Reuben and his wife Maryke have long dreamed of creating a restaurant into which they could wholly pour themselves and their countless ideas and this new haunt, right in the heart of delightful Franschhoek, does not miss a beat.

The space is light, bright and modern in style and does not fail to make the best of the iconic mountainous surroundings. A gorgeous courtyard will surely play host to many a lazy summer lunch come December-time. Reuben refuses to be defined by any one style of cooking and intends to use this new venture as medium for self-expression and manifestation of his every culinary whim.

‘The menu can change as often as I like, or as little as I like. This place is all about what I feel like doing. There is enormous freedom in being able to say and do that. I’ve worked hard to have this freedom and I’m enjoying it.’ exclaims a very passionate Reuben in reference to his modern fine-dining menu which is set to change in tandem with the seasons as well as his inspiration.
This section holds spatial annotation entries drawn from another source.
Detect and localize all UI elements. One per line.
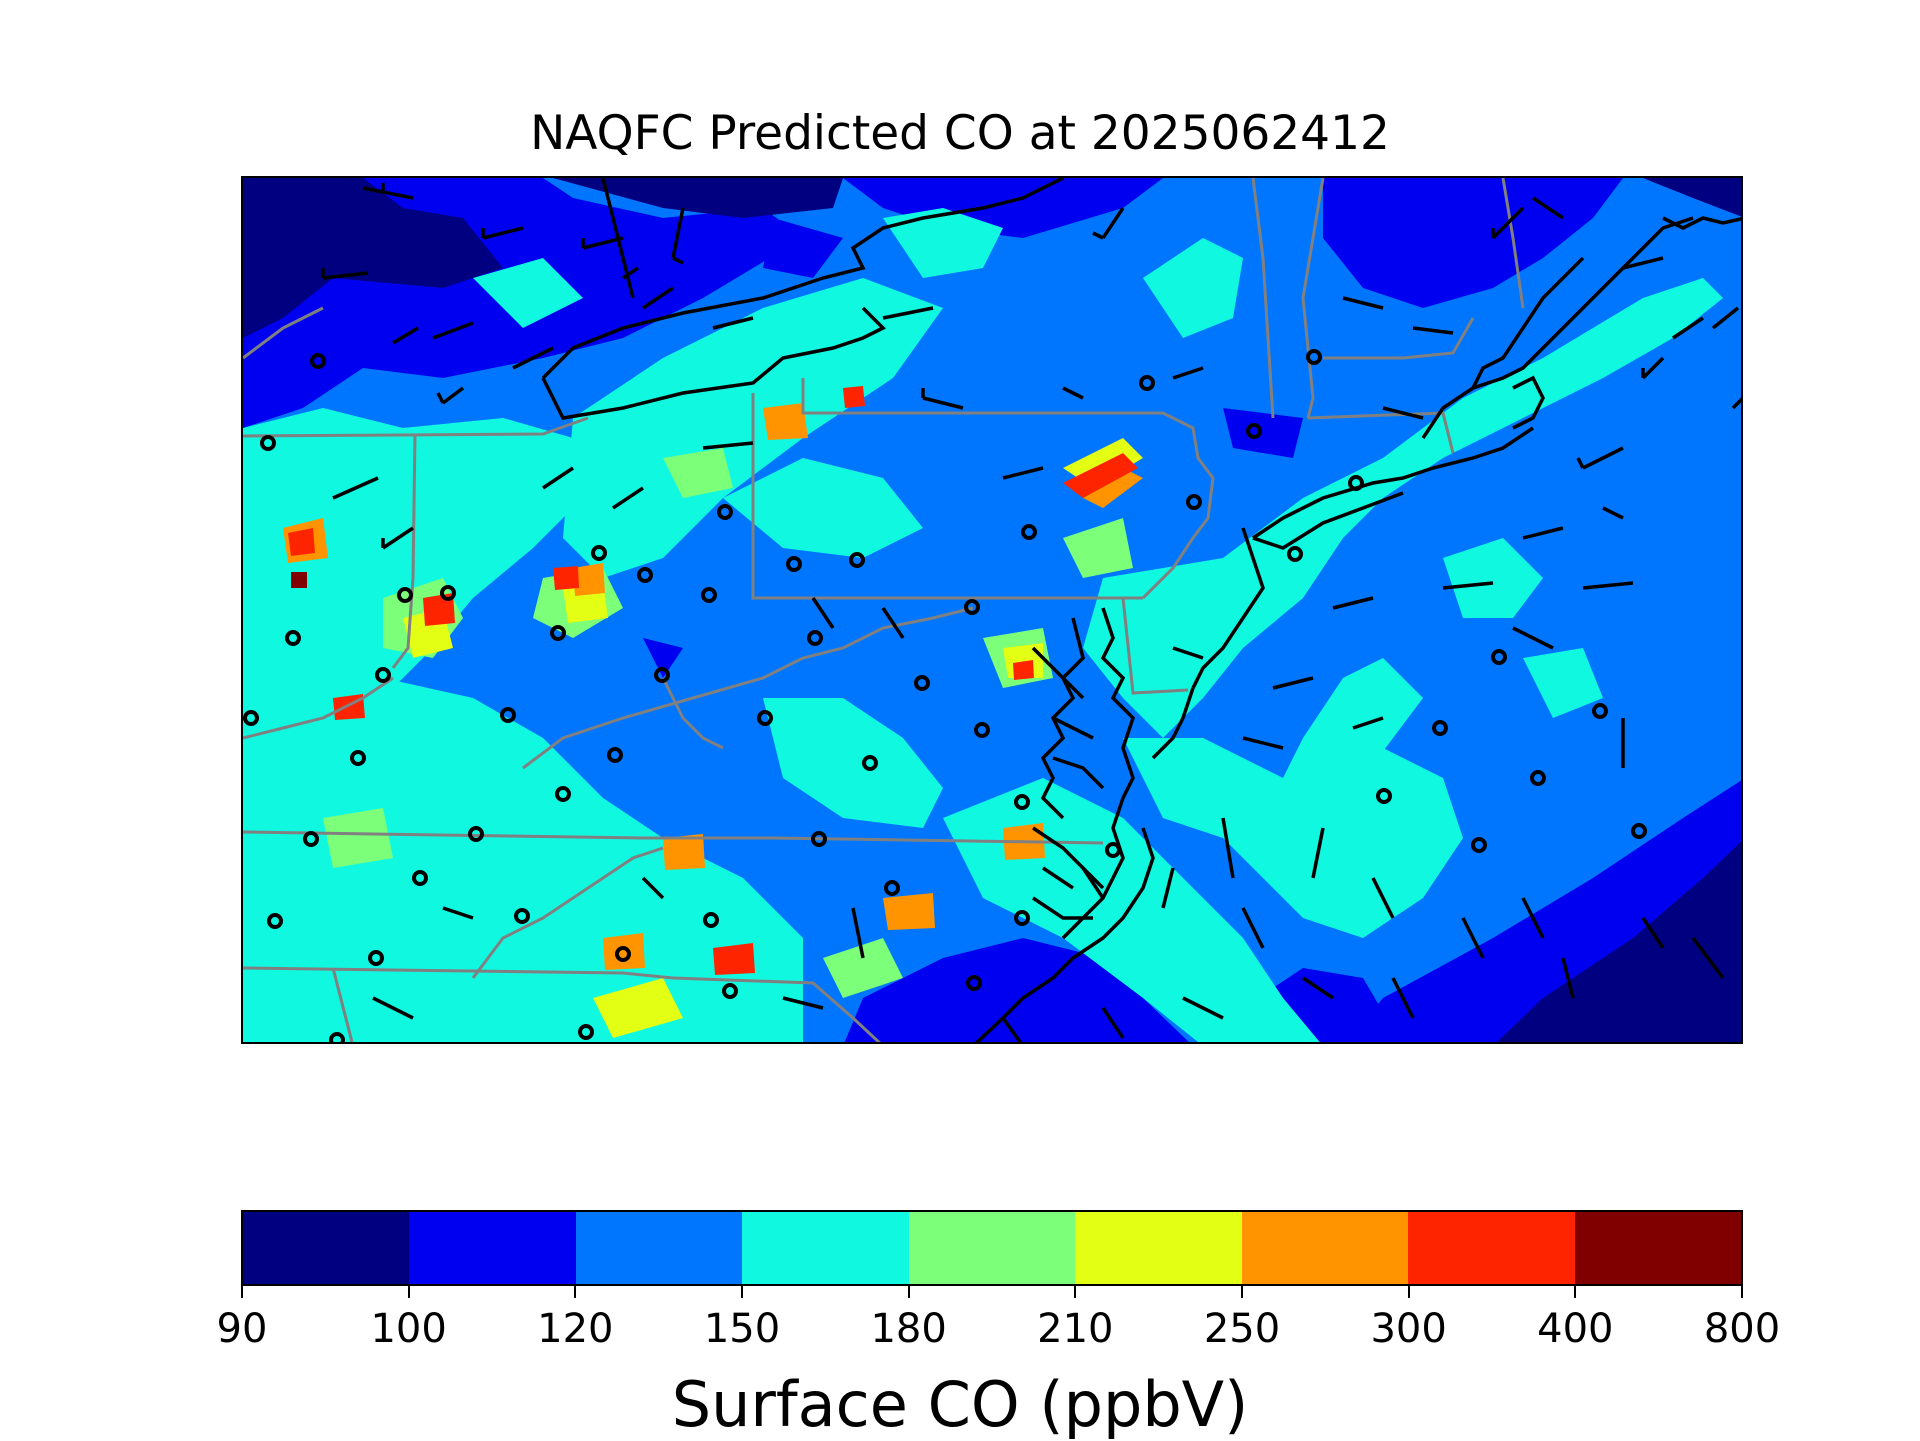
colorbar-tick [1074, 1286, 1077, 1298]
colorbar-tick-label: 400 [1537, 1306, 1614, 1352]
colorbar-tick [907, 1286, 910, 1298]
max-co-cell [291, 572, 307, 588]
colorbar [241, 1210, 1743, 1286]
colorbar-tick-label: 180 [870, 1306, 947, 1352]
colorbar-segment [1241, 1212, 1409, 1284]
wind-barbs [321, 178, 1741, 1042]
very-high-co-regions [283, 403, 1143, 970]
colorbar-segment [243, 1212, 410, 1284]
colorbar-tick-label: 250 [1203, 1306, 1281, 1352]
map-title: NAQFC Predicted CO at 2025062412 [530, 106, 1390, 161]
colorbar-tick [574, 1286, 577, 1298]
colorbar-segment [908, 1212, 1076, 1284]
colorbar-tick-label: 800 [1703, 1306, 1781, 1352]
colorbar-tick [241, 1286, 243, 1298]
colorbar-segment [1574, 1212, 1741, 1284]
colorbar-tick-label: 90 [216, 1306, 268, 1352]
state-borders [243, 178, 1525, 1042]
monitor-stations [243, 349, 1647, 1042]
colorbar-tick [1741, 1286, 1743, 1298]
colorbar-tick-label: 120 [537, 1306, 614, 1352]
colorbar-tick [1241, 1286, 1243, 1298]
colorbar-tick [407, 1286, 410, 1298]
colorbar-segment [1075, 1212, 1242, 1284]
map-panel [241, 176, 1743, 1044]
colorbar-segment [409, 1212, 576, 1284]
colorbar-tick [1407, 1286, 1410, 1298]
colorbar-segment [1408, 1212, 1575, 1284]
colorbar-tick [741, 1286, 743, 1298]
map-canvas [243, 178, 1741, 1042]
colorbar-segment [742, 1212, 909, 1284]
peak-co-regions [288, 386, 1138, 975]
coastlines [541, 178, 1741, 1042]
colorbar-segment [575, 1212, 743, 1284]
colorbar-tick [1574, 1286, 1577, 1298]
colorbar-tick-label: 150 [703, 1306, 781, 1352]
colorbar-tick-label: 300 [1370, 1306, 1447, 1352]
colorbar-tick-label: 100 [370, 1306, 447, 1352]
colorbar-tick-label: 210 [1037, 1306, 1114, 1352]
colorbar-title: Surface CO (ppbV) [671, 1368, 1249, 1441]
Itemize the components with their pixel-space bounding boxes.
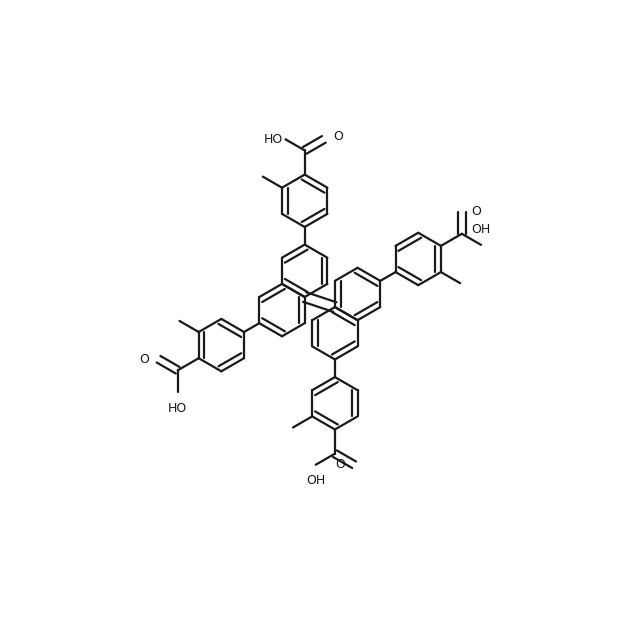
Text: O: O: [333, 130, 343, 144]
Text: OH: OH: [472, 223, 490, 236]
Text: OH: OH: [306, 474, 325, 487]
Text: O: O: [335, 458, 345, 471]
Text: HO: HO: [168, 401, 187, 415]
Text: HO: HO: [264, 133, 283, 146]
Text: O: O: [140, 353, 150, 366]
Text: O: O: [471, 205, 481, 218]
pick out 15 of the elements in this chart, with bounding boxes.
After a complete tasting of the newly presented menu one can only be left quaking in one’s boots from the culinary artistry singing from each and every plate.

Oysters with Smoked Paprika Oil
An elevated take on serving oysters - the intensely smoky oil lifts this seafood delicacy to almost BBQ levels of moreishness.

Sweetcorn Polenta Fritter with Caramelized Garlic, Smoked Paprika and Goat’s Cheese
Where tapas is concerned it’s rare for a vegetarian dish to steal the show but this fried variation on humble corn is pure unadulterated perfection.

Sticky Duck Salad
An entire gastronomic journey in one bowl, salty, sour and sweet - the closest thing to umami I’ve tasted in a salad.

Franschhoek Trout Poké Bowl
Supporting his hometown, Reuben has taken the culinary world’s most current dish, poke, and given it a local spin by using Franschhoek trout instead of the typical salmon.

Risotto with Buffalo Mozzarella
When good quality ingredients meet seasoned skill, you get this risotto - a simple plateful of al dente arborio rice in all its moreish glory.

Chocolate Fondant
A bona fide crowd pleaser and a decadent ending to a sumptuous lunch.